For Justin Perkinson ’01, filmmaking is one thing, but filmmaking connected to social impact is quite another. He’s able to combine his passions for traveling and exploring new cultures with the technology and tools that go into creating documentaries.

Perkinson’s work in point of view filmmaking is well-established in the video game world, yet still relatively new within the movie realm. He originally thought of becoming a doctor, and a writing course at Davidson brought to light different aspirations. He discovered his true self as an artist and storyteller.

“Before I’m a filmmaker, I’m an explorer,” said Perkinson, a Terry Scholar. “Davidson really helped me recognize and embrace this. It nurtured my curiosity and opened my mind to a new direction, new ways of thinking.”

After graduating from Davidson, Perkinson spent a year in Argentina on a Rotary Ambassadorial Scholarship before working in New York City as a management strategy consultant. It was through that role that he was exposed to a nonprofit organization founded by Lowell Bryan ’68. Perkinson was driven to raise awareness about the nonprofit’s efforts to address the global healthcare crisis and volunteered to travel to their flagship operations in Tanzania and create a new film about it.

Inspired to pursue this work in graduate school, Perkinson’s MFA Cinematography thesis at UCLA was an all first-person point of view short film, Random Stop, that premiered at the prestigious SXSW Film Festival in 2014, was a BAFTA finalist and a Vimeo Staff Pick, was featured in American Cinematographer Magazine, and also earned Perkinson one of six finalist positions for the top graduate student cinematographer award from the American Society of Cinematographers. Staff at the History Channel saw the piece online and commissioned Perkinson and the core Random Stop team to make a pilot for them once Perkinson returned from his Fulbright in China.

Since that time, he has filmed in China, East Africa and Alaska, shot an international travel series for PBS, used virtual reality to tell stories, helped direct and shoot for VICE World of Sports and more. And for Perkinson, adding the “something more” to a piece is what makes the work so special.

“When working with VICE, we weren’t just telling sports stories,” he said. “It’s about the culture and environment surrounding those stories, like the alcoholism and childhood suicide on an Indian reservation in South Dakota and how basketball is helping to revive a culture.”

Perkinson’s many endeavors have taken him back to Tanzania, where it all began, in a way, and he said it was reinforcement that he made the right choice, pursuing filmmaking and social impact.

Last year, Perkinson wrote and directed Under the Net, the UN Foundation’s first-ever virtual reality documentary, about the global malaria crisis and the positive impact of mosquito bed nets.

“I knew about malaria, and I knew it was bad, but I had no idea how bad,” he said. “A child dies every two minutes from malaria – a time when they should be sleeping and dreaming.
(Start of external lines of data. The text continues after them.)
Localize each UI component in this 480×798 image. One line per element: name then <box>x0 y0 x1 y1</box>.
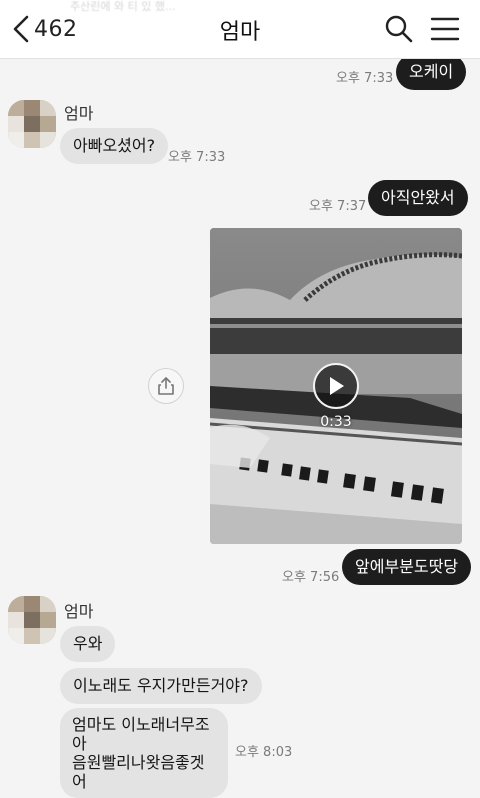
incoming-message-bubble[interactable]: 아빠오셨어? <box>60 128 169 164</box>
play-icon <box>330 377 344 395</box>
video-message[interactable]: 0:33 <box>210 228 462 544</box>
message-line: 엄마도 이노래너무조아 <box>72 715 210 753</box>
outgoing-message-bubble[interactable]: 아직안왔서 <box>368 180 468 216</box>
share-icon <box>158 377 174 395</box>
sender-name: 엄마 <box>64 602 94 621</box>
incoming-message-bubble[interactable]: 이노래도 우지가만든거야? <box>60 668 262 704</box>
message-time: 오후 8:03 <box>235 745 293 760</box>
incoming-message-bubble[interactable]: 우와 <box>60 626 116 662</box>
message-time: 오후 7:56 <box>282 570 340 585</box>
video-duration: 0:33 <box>320 414 352 430</box>
message-time: 오후 7:33 <box>168 150 226 165</box>
unread-count: 462 <box>34 16 78 42</box>
back-button[interactable]: 462 <box>12 14 78 44</box>
menu-button[interactable] <box>430 16 460 46</box>
sender-name: 엄마 <box>64 104 94 123</box>
message-line: 음원빨리나왓음좋겟어 <box>72 753 205 791</box>
avatar[interactable] <box>8 100 56 148</box>
outgoing-message-bubble[interactable]: 오케이 <box>396 54 467 90</box>
message-time: 오후 7:37 <box>309 199 367 214</box>
search-button[interactable] <box>384 14 414 48</box>
share-button[interactable] <box>148 368 184 404</box>
message-time: 오후 7:33 <box>336 71 394 86</box>
hamburger-menu-icon <box>430 17 460 41</box>
ghost-message-preview: 주산린에 와 티 있 했... <box>70 0 176 13</box>
outgoing-message-bubble[interactable]: 앞에부분도땃당 <box>342 549 472 585</box>
play-button[interactable] <box>313 363 359 409</box>
chat-header: 주산린에 와 티 있 했... 462 엄마 <box>0 0 480 59</box>
search-icon <box>385 15 413 43</box>
incoming-message-bubble[interactable]: 엄마도 이노래너무조아 음원빨리나왓음좋겟어 <box>60 708 228 798</box>
chevron-left-icon <box>13 15 29 43</box>
avatar[interactable] <box>8 596 56 644</box>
We found a lovely family who could guide us through the experience of being in a refugee camp and getting sick from malaria and how effective the mosquito beds are. It’s the most fulfilling work I’ve done.”
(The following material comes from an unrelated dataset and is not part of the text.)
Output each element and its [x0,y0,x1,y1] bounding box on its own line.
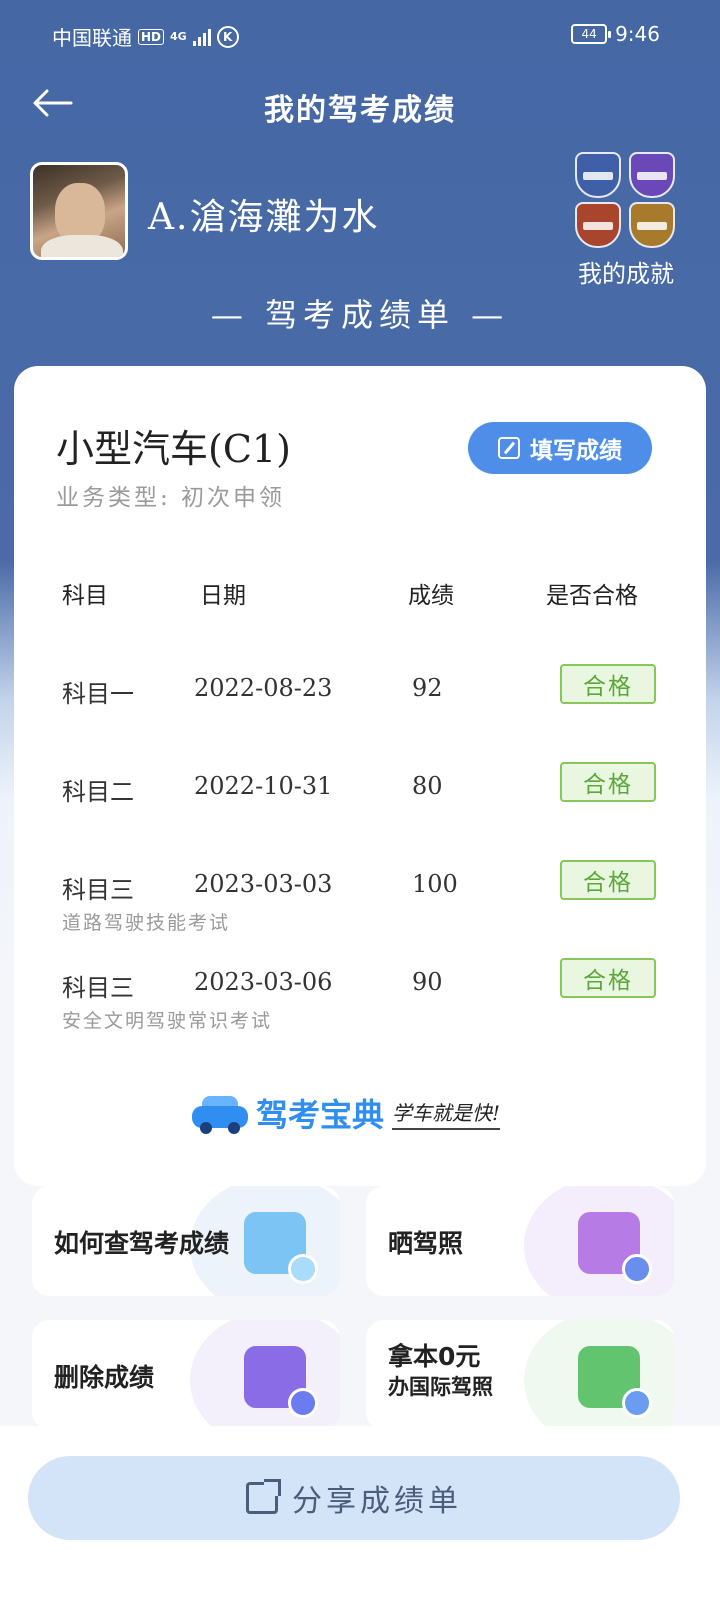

Perkinson was able to present this documentary on World Malaria Day to UN Foundation champions from states and countries around the world who are passionate about malaria awareness and mosquito nets as a viable solution to stopping the spread of the disease.

“I want to continue aligning my storytelling and technical skillset with social impact,” he said. “Nothing I’ve done is the first time it’s been done, but I’m always trying to tell a story in a unique way that will resonate with people. Maybe it’s putting people in a refugee camp – that’s much more powerful in virtual reality. The heart of a story is not the camera; it’s an 11-year-old girl and her family.”